Things changed once we all got to high school and started working during the summers. Kerstin is still bitter, or at least she feigns bitterness, that our “away” family vacations came to an end after one Radio City trip where I stayed behind to work. Leaving a teenager alone at home made Mom nervous, although we were all so afraid of my Dad that not a one of us would have dared to crack a beer at home, let alone throw a party. The 4th became just another working day for us, just another round of golf or day at the pool for my parents. We never did spend Independence Day on the Cape during Cape Week v2.0; the family that owned the cottage we rented kept that week for themselves.

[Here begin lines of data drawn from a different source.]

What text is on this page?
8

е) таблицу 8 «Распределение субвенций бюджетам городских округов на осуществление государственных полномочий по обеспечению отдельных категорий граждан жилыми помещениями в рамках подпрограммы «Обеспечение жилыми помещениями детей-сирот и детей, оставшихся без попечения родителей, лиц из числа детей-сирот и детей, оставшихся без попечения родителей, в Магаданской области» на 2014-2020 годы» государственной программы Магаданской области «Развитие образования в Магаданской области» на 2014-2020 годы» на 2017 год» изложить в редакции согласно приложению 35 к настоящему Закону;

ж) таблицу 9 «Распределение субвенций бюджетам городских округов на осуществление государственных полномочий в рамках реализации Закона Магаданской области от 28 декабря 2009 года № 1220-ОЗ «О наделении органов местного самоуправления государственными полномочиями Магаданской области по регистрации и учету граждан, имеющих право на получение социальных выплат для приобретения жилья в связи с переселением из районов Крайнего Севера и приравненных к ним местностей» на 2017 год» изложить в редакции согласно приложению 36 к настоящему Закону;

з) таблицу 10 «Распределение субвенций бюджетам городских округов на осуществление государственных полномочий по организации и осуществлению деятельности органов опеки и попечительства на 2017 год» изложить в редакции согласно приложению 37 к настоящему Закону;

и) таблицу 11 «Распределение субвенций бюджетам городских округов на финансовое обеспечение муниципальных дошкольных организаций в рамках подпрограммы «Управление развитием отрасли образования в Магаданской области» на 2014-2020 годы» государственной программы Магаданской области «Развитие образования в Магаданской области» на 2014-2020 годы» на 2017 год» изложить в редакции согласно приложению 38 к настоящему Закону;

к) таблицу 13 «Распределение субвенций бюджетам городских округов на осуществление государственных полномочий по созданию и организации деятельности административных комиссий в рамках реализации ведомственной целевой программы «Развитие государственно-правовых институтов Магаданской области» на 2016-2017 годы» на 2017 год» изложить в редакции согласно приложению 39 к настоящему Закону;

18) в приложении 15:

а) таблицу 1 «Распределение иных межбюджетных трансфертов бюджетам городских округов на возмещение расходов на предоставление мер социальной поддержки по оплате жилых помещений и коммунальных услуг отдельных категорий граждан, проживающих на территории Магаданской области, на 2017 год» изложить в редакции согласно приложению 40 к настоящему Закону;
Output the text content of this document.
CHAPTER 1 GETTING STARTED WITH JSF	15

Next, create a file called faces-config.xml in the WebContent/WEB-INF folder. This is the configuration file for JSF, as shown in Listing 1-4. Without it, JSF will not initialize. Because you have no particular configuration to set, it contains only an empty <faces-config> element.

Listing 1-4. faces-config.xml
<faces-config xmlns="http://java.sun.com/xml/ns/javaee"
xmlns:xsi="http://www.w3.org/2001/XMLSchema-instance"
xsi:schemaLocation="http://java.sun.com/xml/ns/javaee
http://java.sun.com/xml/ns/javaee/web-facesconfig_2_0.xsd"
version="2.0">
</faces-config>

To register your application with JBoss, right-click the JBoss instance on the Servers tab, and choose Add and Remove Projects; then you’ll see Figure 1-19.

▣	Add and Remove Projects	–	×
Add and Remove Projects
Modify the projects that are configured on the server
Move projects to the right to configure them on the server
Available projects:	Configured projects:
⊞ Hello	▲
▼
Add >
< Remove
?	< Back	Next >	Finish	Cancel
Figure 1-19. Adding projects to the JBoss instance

Some things didn’t change though: Cape Week as we all know it was still just us, Mom and Dad and the four kids, our spouses and children. With rare exceptions visits from extended family really just didn’t happen.

There’s something about the 4th of July that resonates, isn’t there? Like we are all supposed to do something, SOMETHING, to mark the day. Preferably with some sort of family around. Several years ago I said I’d like the Fourth to be a “thing” at Casa Blanco. I really had no idea what that would mean, what it would look like, but I did the “Field of Dreams” thing, just sort of “built it”, and hoped family might come. How’s it going? Like I said up top, it’s complicated. Kinda like Cape Week all those years. Lots of moving parts, lives moving in and out of each other. There are no rules for my “thing”; Casa Blanco is Beth’s house after all, and “Dad’s 4th of July thing” is an open, casual, fluid invitation, not a command or call to action.

So how’d it go this year? I’m going with great. We saw all of my kids over the weekend. Megan flew in for the Fourth AGAIN! Dan arranged a “field trip” to a local winery where the wine was California good. My sister Tracey and Steve came with all three of their’s. Randy spent an afternoon playing all sorts of beach games with his cousins, just like Cape Week. The lake was calm and all the toys got wet. Fireworks? Compliments of the neighbors, thank you very much! It could have been any summer weekend at all, really, but it was the Fourth, and somehow that made it just a little more special.

And so I sit here with Beth, a cup of coffee in hand, and finish this version of “Sunday musings…” on a breezy Monday morning, happy to have had this Fourth. I close my eyes and the little waves on Lake Erie sound just like they did on the Jersey Shore and the Cape. I feel the sand between my toes on the beaches of my childhood. There are eggs scrambling in the bacon fat, and my Dad is burning the toast. Mom is reaching into the styrofoam cooler pulling out tuna sandwiches. Someone just got a hole-in-one at miniature golf. The wine was just a little bit better, the beer a little bit colder, the sun a little bit brighter. I open my eyes and I am here with Beth on the day after a Fourth of July weekend where just for a bit we had us all.